Formatting Inference API call for LLama 2

I am trying to call the Hugging Face Inference API to generate text using Llama-2 (specifically, Llama-2-7b-chat-hf). Following this documentation page, I am able to generate text using the following code:

import json
import requests
API_URL = ""
headers = {"Authorization": f"Bearer hf_XXXXXXXXXXXXXXXX",
        "Content-Type": "application/json",}
def query(payload):
    data = json.dumps({"inputs": payload})
    response = requests.request("POST", API_URL, headers=headers, data=data)
    return json.loads(response.content.decode("utf-8"))

data = query("Can you please let us know more details about your ")

However, when I try to set the context in the input, the Inference API response cannot parse my request.

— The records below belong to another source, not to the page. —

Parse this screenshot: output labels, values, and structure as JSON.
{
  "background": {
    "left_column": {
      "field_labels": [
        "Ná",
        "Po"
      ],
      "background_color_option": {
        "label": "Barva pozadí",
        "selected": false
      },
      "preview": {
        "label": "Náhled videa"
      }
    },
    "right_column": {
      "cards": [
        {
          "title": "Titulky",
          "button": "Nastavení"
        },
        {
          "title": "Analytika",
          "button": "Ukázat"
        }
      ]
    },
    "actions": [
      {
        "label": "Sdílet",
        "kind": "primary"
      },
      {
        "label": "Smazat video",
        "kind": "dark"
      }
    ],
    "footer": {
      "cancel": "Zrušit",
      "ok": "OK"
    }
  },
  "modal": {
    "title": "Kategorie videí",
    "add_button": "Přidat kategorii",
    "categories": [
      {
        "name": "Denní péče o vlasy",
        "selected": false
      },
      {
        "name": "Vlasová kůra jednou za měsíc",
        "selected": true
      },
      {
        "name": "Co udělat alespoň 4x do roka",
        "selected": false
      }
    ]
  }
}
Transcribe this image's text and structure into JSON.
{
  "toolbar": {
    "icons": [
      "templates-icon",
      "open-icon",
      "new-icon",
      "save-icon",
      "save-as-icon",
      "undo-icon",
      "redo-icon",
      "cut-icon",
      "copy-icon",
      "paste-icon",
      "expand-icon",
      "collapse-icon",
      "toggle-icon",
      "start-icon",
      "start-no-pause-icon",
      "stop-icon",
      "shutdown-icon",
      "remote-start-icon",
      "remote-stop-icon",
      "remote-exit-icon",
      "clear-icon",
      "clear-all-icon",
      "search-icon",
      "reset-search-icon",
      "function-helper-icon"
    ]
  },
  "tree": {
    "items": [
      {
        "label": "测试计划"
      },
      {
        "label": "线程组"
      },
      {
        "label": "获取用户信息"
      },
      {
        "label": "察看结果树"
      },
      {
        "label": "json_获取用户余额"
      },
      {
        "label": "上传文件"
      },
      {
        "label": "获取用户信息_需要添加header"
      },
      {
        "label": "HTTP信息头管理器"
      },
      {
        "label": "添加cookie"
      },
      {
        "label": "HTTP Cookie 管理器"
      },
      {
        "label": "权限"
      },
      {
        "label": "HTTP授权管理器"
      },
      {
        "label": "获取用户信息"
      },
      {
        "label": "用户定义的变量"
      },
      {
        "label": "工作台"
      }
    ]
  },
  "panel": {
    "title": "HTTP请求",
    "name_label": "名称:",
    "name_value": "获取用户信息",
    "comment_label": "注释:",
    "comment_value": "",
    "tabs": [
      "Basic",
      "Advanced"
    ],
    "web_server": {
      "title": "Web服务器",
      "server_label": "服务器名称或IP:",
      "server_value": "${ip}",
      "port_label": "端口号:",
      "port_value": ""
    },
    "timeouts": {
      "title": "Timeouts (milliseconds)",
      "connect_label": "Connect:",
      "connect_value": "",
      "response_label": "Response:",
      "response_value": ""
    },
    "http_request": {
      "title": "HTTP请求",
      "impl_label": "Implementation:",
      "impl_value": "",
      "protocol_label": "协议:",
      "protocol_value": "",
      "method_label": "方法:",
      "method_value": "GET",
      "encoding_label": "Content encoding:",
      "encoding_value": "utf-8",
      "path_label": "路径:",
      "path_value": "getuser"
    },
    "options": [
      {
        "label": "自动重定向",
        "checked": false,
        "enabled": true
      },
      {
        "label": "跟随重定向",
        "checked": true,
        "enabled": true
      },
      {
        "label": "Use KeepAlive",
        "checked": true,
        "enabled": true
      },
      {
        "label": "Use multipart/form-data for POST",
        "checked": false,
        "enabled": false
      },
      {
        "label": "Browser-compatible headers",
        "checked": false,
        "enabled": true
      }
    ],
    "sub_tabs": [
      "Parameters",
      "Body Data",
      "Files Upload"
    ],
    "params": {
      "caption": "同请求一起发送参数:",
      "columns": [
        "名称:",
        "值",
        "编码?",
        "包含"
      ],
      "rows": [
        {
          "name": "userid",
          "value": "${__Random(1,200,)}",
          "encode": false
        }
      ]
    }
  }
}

For example, using my own AWS endpoint, following this, I am able to input this json body to Llama 2:

 "inputs": [
   {"role": "system", "content": "You are chat bot who writes songs"},
   {"role": "user", "content": "Write a rap about Barbie"}
 "parameters": {"max_new_tokens":256, "top_p":0.9, "temperature":0.6}

But in the code above, when I call json.dumps on this json body, I get this error in the resonse:

Failed to deserialize the JSON body into the target type: inputs: invalid type: sequence, expected a string at line 1 column 11. 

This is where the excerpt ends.